Saturday, April 11, 2009

Red Teaming Revisited

Homeland Security Weekly

This article takes a look at Red Teaming from the perspective of countering terrorism. According to Homeland Security Weekly, "It takes a thief to catch a thief. This is the Red Team Philosophy." There is a fine line, however, between creating a realistic scenario of value to the Intelligence Community (IC) and writing science fiction. The first step is employing people who are "detached" from the security environment of the target. This will ensure that the Red Team identifies true gaps in security, and not just easy fixes. Furthermore, the Red Team must recognize that terrorists are not simply crazy killers, but rational thinkers who plan, recon, train, and have the ability to successfully execute complicated operations. The article highlights 8 steps that the Red Team must analyze to successfully emulate a terrorist attack:

1. Target identification.

2. Intelligence acquisition (open source and social engineering).

3. Target surveillance to confirm or refute the intelligence.
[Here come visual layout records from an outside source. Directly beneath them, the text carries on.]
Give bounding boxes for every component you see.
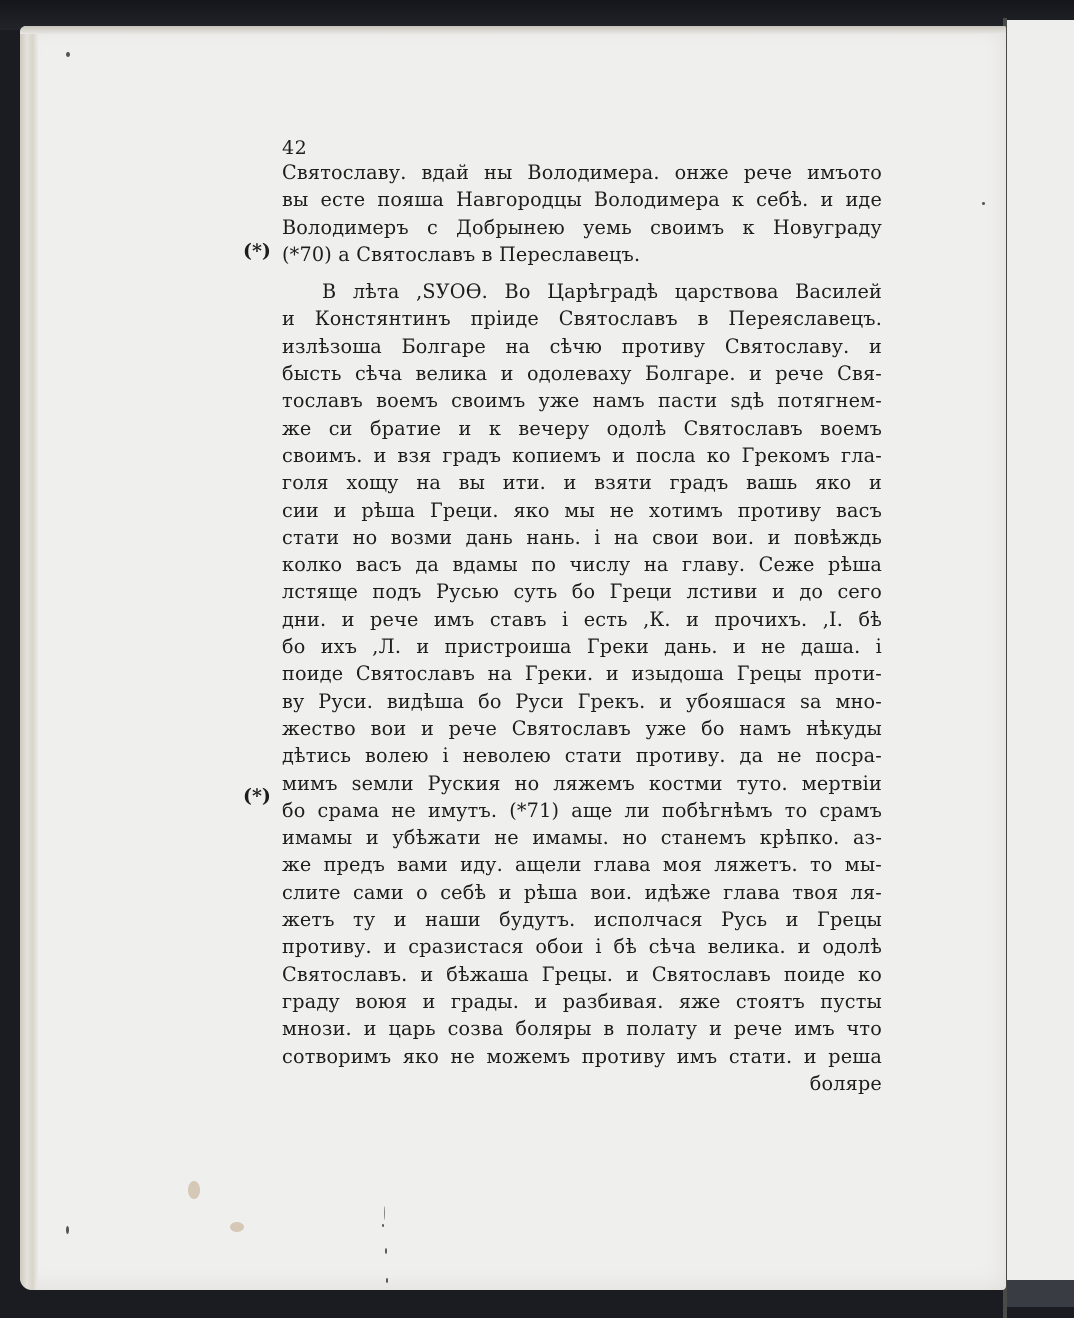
speck xyxy=(385,1248,387,1254)
margin-note-marker: (*) xyxy=(243,785,271,807)
page-text-block xyxy=(282,137,882,1097)
facing-page-edge xyxy=(1007,20,1074,1280)
catchword: боляре xyxy=(809,1071,882,1095)
text-line: жетъ ту и наши будутъ. исполчася Русь и Грецы xyxy=(282,908,882,932)
paragraph-gap xyxy=(282,268,882,278)
text-line: Святославу. вдай ны Володимера. онже рече имъото xyxy=(282,161,882,184)
speck xyxy=(382,1224,384,1227)
speck xyxy=(386,1278,388,1283)
text-line: мимъ sемли Руския но ляжемъ костми туто. мертвіи xyxy=(282,771,882,795)
text-line: вы есте пояша Навгородцы Володимера к себѣ. и иде xyxy=(282,188,882,212)
paragraph xyxy=(282,278,882,1097)
text-line: лстяще подъ Русью суть бо Греци лстиви и до сего xyxy=(282,580,882,604)
text-line: сотворимъ яко не можемъ противу имъ стати. и реша xyxy=(282,1044,882,1068)
text-line: ву Руси. видѣша бо Руси Грекъ. и убояшася sа мно- xyxy=(282,689,882,713)
text-line: же си братие и к вечеру одолѣ Святославъ воемъ xyxy=(282,416,882,440)
text-line: сии и рѣша Греци. яко мы не хотимъ противу васъ xyxy=(282,498,882,522)
speck xyxy=(384,1206,385,1220)
text-line: Святославъ. и бѣжаша Грецы. и Святославъ поиде ко xyxy=(282,962,882,986)
foxing-stain xyxy=(230,1222,244,1232)
speck xyxy=(66,1226,69,1234)
text-line: колко васъ да вдамы по числу на главу. Сеже рѣша xyxy=(282,553,882,577)
text-line: жество вои и рече Святославъ уже бо намъ нѣкуды xyxy=(282,716,882,740)
text-line: стати но возми дань нань. і на свои вои. и повѣждь xyxy=(282,525,882,549)
speck xyxy=(982,202,985,205)
text-line: противу. и сразистася обои і бѣ сѣча велика. и одолѣ xyxy=(282,935,882,959)
text-line: В лѣта ,SУОѲ. Во Царѣградѣ царствова Василей xyxy=(322,280,882,304)
text-line: бо срама не имутъ. (*71) аще ли побѣгнѣмъ то срамъ xyxy=(282,798,882,822)
text-line: (*70) а Святославъ в Переславецъ. xyxy=(282,242,641,266)
text-line: голя хощу на вы ити. и взяти градъ вашь яко и xyxy=(282,471,882,495)
text-line: же предъ вами иду. ащели глава моя ляжетъ. то мы- xyxy=(282,853,882,877)
text-line: дни. и рече имъ ставъ і есть ,К. и прочихъ. ,І. бѣ xyxy=(282,607,882,631)
page-left-edge xyxy=(20,26,38,1290)
foxing-stain xyxy=(188,1181,200,1199)
text-line: поиде Святославъ на Греки. и изыдоша Грецы проти- xyxy=(282,662,882,686)
text-line: тославъ воемъ своимъ уже намъ пасти sдѣ потягнем- xyxy=(282,389,882,413)
text-line: мнози. и царь созва боляры в полату и рече имъ что xyxy=(282,1017,882,1041)
text-line: дѣтись волею і неволею стати противу. да не посра- xyxy=(282,744,882,768)
margin-note-marker: (*) xyxy=(243,240,271,262)
text-line: Володимеръ с Добрынею уемь своимъ к Новуграду xyxy=(282,215,882,239)
page-top-edge xyxy=(20,26,1006,34)
text-line: граду воюя и грады. и разбивая. яже стоятъ пусты xyxy=(282,989,882,1013)
text-line: бо ихъ ,Л. и пристроиша Греки дань. и не даша. і xyxy=(282,635,882,659)
text-line: своимъ. и взя градъ копиемъ и посла ко Грекомъ гла- xyxy=(282,443,882,467)
text-line: излѣзоша Болгаре на сѣчю противу Святославу. и xyxy=(282,334,882,358)
page-number: 42 xyxy=(282,137,308,159)
text-line: имамы и убѣжати не имамы. но станемъ крѣпко. аз- xyxy=(282,826,882,850)
paragraph xyxy=(282,159,882,268)
scan-background-bottom-right xyxy=(1007,1280,1074,1307)
text-line: бысть сѣча велика и одолеваху Болгаре. и рече Свя- xyxy=(282,362,882,386)
text-line: и Констянтинъ пріиде Святославъ в Переяславецъ. xyxy=(282,307,882,331)
text-line: слите сами о себѣ и рѣша вои. идѣже глава твоя ля- xyxy=(282,880,882,904)
speck xyxy=(66,52,70,57)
4. Assessment of target attack plan.

5. Assessment of resource and tooling acquisition.

6. Rehearsal or training of the attack, including traveling to an unfamiliar environment and blending in with the target's surroundings.

7. The execution and its desired impact.

8. Planning and testing of the escape route.

The Red Team should always remember that terrorists will usually look for minimal exposure and contact with security; "the optimal attack is the one with the fewest obstacles." By making the Red Team assessment as realistic as possible, it will provide the most use in mitigating future threats. Furthermore, Red Teaming is not a one time exercise, but should be constantly applied to assess threats. "Red team assessments should serve as the starting point for implementing new or refining existing security practices. As practices are refined, additional red teaming evaluations should be utilized to continue this process and to address new threats or methodologies. Red teaming should be a continuing process with fresh eyes brought to bear on each evaluation (new eyes, new creative solutions)."

1 comment:

  1. How important is the initial tasking of the red team? Is there a strategic advantage for the red team to have select data/tasking requirements withheld?